My sentences.ini file:
[yesAnswer]
yes
yep
yeah
yes please
[noAnswer]
no
no thanks
no thank you
no thanks and no thank you work a lot better even with female voices
My setup is as follow: rhasspy is running as a service on my raspberry PI4. I have another python3 script which is controlling rhasspy via the HTTP API, receives the transcript and forwards that over to another machine.

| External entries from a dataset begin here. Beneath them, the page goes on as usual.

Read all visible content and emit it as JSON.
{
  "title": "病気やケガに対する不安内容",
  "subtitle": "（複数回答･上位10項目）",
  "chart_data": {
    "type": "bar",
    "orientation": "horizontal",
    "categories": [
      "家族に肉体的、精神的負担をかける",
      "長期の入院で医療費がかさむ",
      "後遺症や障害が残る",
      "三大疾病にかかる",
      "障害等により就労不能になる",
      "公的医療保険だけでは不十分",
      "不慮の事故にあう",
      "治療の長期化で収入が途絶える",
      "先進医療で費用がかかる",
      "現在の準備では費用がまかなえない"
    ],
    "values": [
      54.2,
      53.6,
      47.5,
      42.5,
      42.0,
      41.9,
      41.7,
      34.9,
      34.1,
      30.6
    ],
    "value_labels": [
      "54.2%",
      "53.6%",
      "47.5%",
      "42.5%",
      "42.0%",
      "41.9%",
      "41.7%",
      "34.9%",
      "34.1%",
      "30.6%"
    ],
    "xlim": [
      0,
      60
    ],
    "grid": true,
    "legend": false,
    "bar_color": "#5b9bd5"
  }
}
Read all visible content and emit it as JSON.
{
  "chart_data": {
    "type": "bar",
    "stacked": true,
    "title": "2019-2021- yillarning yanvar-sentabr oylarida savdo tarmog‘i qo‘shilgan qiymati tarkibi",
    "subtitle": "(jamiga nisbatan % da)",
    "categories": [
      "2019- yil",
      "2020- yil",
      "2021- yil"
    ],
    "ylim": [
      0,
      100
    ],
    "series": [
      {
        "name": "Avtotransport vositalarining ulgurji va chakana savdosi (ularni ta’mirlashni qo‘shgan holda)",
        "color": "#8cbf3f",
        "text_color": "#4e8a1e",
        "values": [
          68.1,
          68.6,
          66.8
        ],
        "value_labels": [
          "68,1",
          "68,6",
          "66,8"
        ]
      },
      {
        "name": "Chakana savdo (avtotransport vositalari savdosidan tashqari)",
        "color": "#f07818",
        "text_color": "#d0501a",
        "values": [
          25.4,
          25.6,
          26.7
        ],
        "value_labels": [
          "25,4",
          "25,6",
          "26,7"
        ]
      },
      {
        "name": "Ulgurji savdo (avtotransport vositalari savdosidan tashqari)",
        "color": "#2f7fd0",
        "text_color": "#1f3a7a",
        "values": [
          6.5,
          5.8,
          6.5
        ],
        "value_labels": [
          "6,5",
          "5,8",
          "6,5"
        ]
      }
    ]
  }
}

This other script also runs at startup as a service.
I send messages to that script and ask it to query Rhasspy over HTTP.

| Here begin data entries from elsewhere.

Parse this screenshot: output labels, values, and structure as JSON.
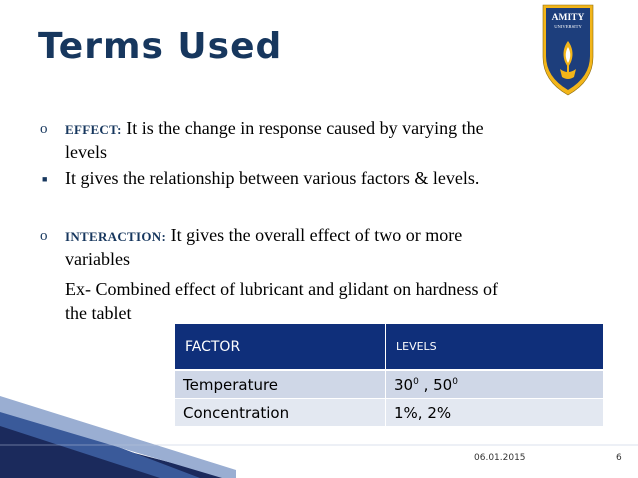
{
  "slide": {
    "title": "Terms Used",
    "logo": {
      "line1": "AMITY",
      "line2": "UNIVERSITY"
    },
    "bullets": {
      "effect_label": "EFFECT:",
      "effect_text_1": " It is the change in response caused by varying the",
      "effect_text_2": "levels",
      "relationship": "It gives the relationship between various factors & levels.",
      "interaction_label": "INTERACTION:",
      "interaction_text_1": " It gives the overall effect of two or more",
      "interaction_text_2": "variables",
      "example_1": "Ex- Combined effect of lubricant and glidant on hardness of",
      "example_2": "the tablet"
    },
    "table": {
      "header_factor": "FACTOR",
      "header_levels": "LEVELS",
      "row1_factor": "Temperature",
      "row1_level_a": "30",
      "row1_level_a_sup": "0",
      "row1_sep": " , ",
      "row1_level_b": "50",
      "row1_level_b_sup": "0",
      "row2_factor": "Concentration",
      "row2_levels": "1%, 2%"
    },
    "footer": {
      "date": "06.01.2015",
      "page": "6"
    },
    "colors": {
      "title": "#17375e",
      "table_header": "#0f2f7a",
      "row1": "#cfd7e7",
      "row2": "#e3e8f1"
    }
  }
}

This is the log of one of my requests
[INFO:304795] quart.serving: 127.0.0.1:39554 POST /api/stop-recording 1.1 200 292 215383
[DEBUG:304792] InboxActor: -> stopped
[DEBUG:304789] main: {"intent": {"name": "noAnswer", "confidence": 1.0}, "entities": [], "text": "no", "raw_text": "no", "recognize_seconds": 0.00034929599996758043, "tokens": ["no"], "raw_tokens": ["no"], "wav_seconds": 0.0, "transcribe_seconds": 0.0, "speech_confidence": 0.1044066508421162, "slots": {}, "wakeId": "", "siteId": "default"}
[DEBUG:304788] InboxActor: -> stopped
[DEBUG:304785] main: no
[DEBUG:304784] InboxActor: -> stopped
[DEBUG:304782] PocketsphinxDecoder: no
[DEBUG:304781] PocketsphinxDecoder: Transcription confidence: 0.1044066508421162
[DEBUG:304780] PocketsphinxDecoder: Decoded WAV in 0.18922734260559082 second(s)
[DEBUG:304589] PocketsphinxDecoder: rate=16000, width=2, channels=1.
[DEBUG:304585] main: Recorded 137324 byte(s) of audio data
[DEBUG:304584] InboxActor: -> stopped
[INFO:300307] quart.serving: 127.0.0.1:39550 POST /api/start-recording 1.1 200 2 7190
What can I do to solve this issue?
At the moment I am using Pocketsphinx. I noticed that Rhasspy 2.5 also now supports Deepspeech. Would I get a better result switching to a different recogniser such as Kaldi or Deepspeech?